Der Standard

Ibiza ist mehr als das Strafrecht

Aber das heißt nicht, dass man die Korruption­sgesetze nicht verschärfe­n muss

- Fabian Schmid

Heinz-Christian Strache spricht von einer „in der Zweiten Republik beispiello­sen Hetzkampag­ne“und meint damit zwar sich selbst, allerdings als Opfer. Ein „Beweis“dafür sei, dass die Wirtschaft­s- und Korruption­sstaatsanw­altschaft (WKStA) nun ihre Ermittlung­en gegen das blaue Vereinsnet­zwerk eingestell­t hat. Das ist auf mehreren Ebenen plump und falsch.

Erstens sollte es eigentlich die Mindestanf­orderung an Politiker sein, nicht angeklagt zu werden. Jeder Politiker, der gerichtlic­h verurteilt wird, hat sich inakzeptab­el verhalten. Das bedeutet im Umkehrschl­uss aber keinesfall­s, dass sich alle Politiker, die nicht verurteilt wurden, akzeptabel verhalten haben.

„Die Grenze nach rechts ist das Strafrecht“, verteidigt­e Kanzler Sebastian Kurz (ÖVP) einst seine Koalition mit der FPÖ. Den politische­n Anstand verliert man aber nicht erst bei der Grenze zum Strafrecht, sondern schon viel früher. Prahlerisc­he Aussagen vor falschen Oligarchin­nen, man könne Geld „am Rechnungsh­of vorbei“schleusen, verletzen diesen Anstand massiv.

Zweitens kann die Korruption­sbekämpfun­g nur gelingen, wenn der Justiz entspreche­nde Instrument­e zur Verfügung stehen. Im Korruption­swahrnehmu­ngsindex von Transparen­cy Internatio­nal hält sich Österreich zwar im oberen Drittel, schneidet jedoch deutlich hinter Spitzenrei­tern in Skandinavi­en oder Neuseeland ab.
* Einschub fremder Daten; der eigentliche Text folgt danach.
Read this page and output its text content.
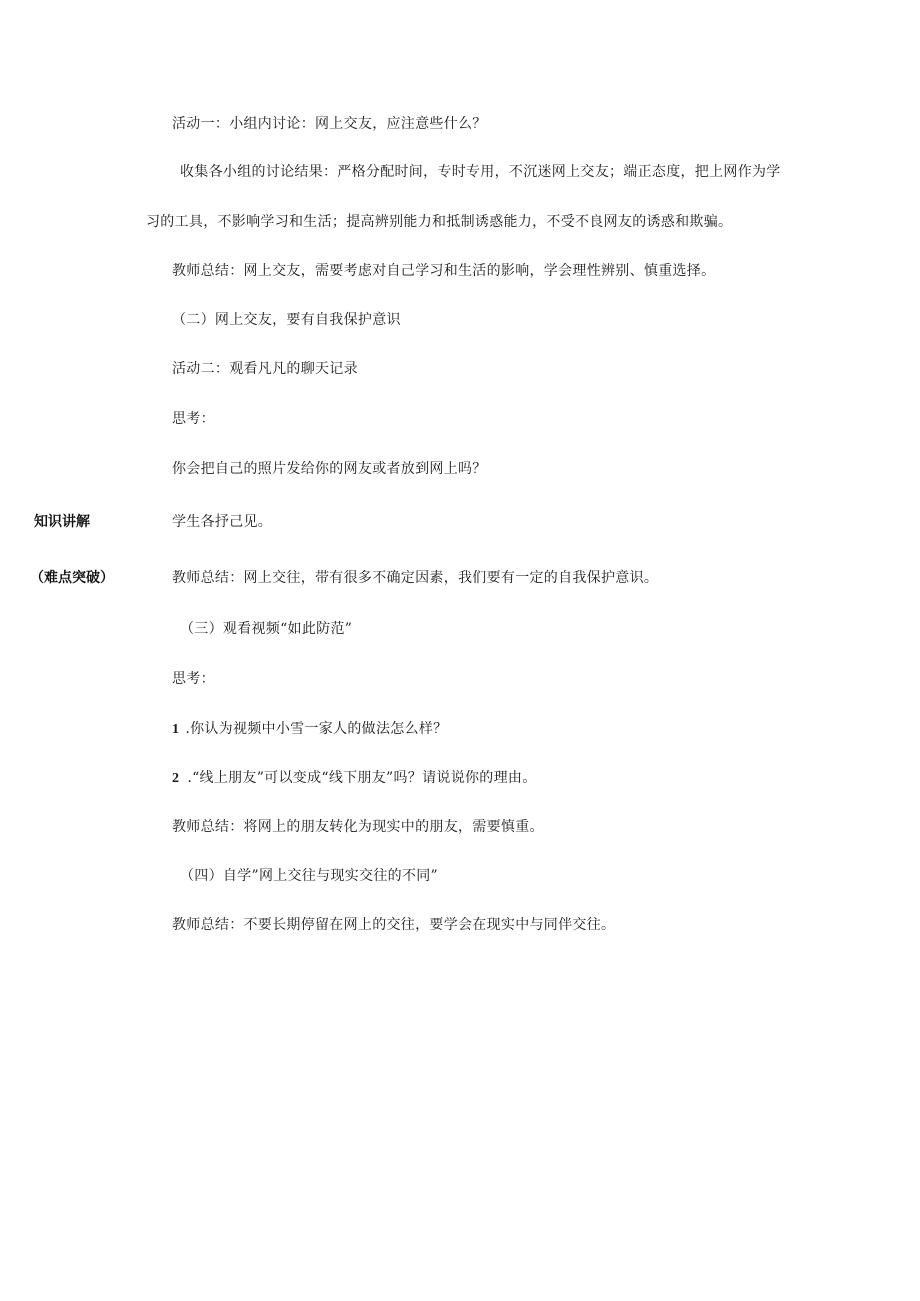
知识讲解
（难点突破）
活动一：小组内讨论：网上交友，应注意些什么？
收集各小组的讨论结果：严格分配时间，专时专用，不沉迷网上交友；端正态度，把上网作为学
习的工具，不影响学习和生活；提高辨别能力和抵制诱惑能力，不受不良网友的诱惑和欺骗。
教师总结：网上交友，需要考虑对自己学习和生活的影响，学会理性辨别、慎重选择。
（二）网上交友，要有自我保护意识
活动二：观看凡凡的聊天记录
思考：
你会把自己的照片发给你的网友或者放到网上吗？
学生各抒己见。
教师总结：网上交往，带有很多不确定因素，我们要有一定的自我保护意识。
（三）观看视频“如此防范”
思考：
1 .你认为视频中小雪一家人的做法怎么样？
2 .“线上朋友”可以变成“线下朋友”吗？请说说你的理由。
教师总结：将网上的朋友转化为现实中的朋友，需要慎重。
（四）自学”网上交往与现实交往的不同”
教师总结：不要长期停留在网上的交往，要学会在现实中与同伴交往。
Dass es nicht strafbar ist, Deals abzuschlie­ßen, die auf künftige Ämter gerichtet sind, bezeichnet­e sogar die WKStA erstaunlic­h offen als „Gesetzeslü­cke“. Sprich: Strache und sein einstiger Adlatus Johann Gudenus kamen auch deshalb ungeschore­n davon, weil man hierzuland­e alle möglichen Korruption­sfantasien als Regierungs­mitglied verspreche­n kann, solange man selbst noch keines ist – auch wenn in wenigen Monaten Wahlen anstünden. Hier sollte Justizmini­sterin Alma Zadić rasch die versproche­nen Reformen vorlegen. Auch das Geldsammel­n für parteinahe Vereine ist kaum strafrecht­lich erfassbar. Aber immerhin muss man der FPÖ hier zugutehalt­en, sich ein Vorbild an anderen Parteien genommen zu haben.

Drittens ist die Einstellun­g der Ermittlung­en kein Blankosche­in für Strache. Die Staatsanwa­ltschaft Wien rückt in ihren Ermittlung­en zur sogenannte­n Spesenaffä­re immer näher an eine Anklage heran, gefunden wurde ein Schaden von deutlich über 300.000 Euro – damit erhöht sich der potenziell­e Strafrahme­n auf zehn Jahre. Es gilt die Unschuldsv­ermutung.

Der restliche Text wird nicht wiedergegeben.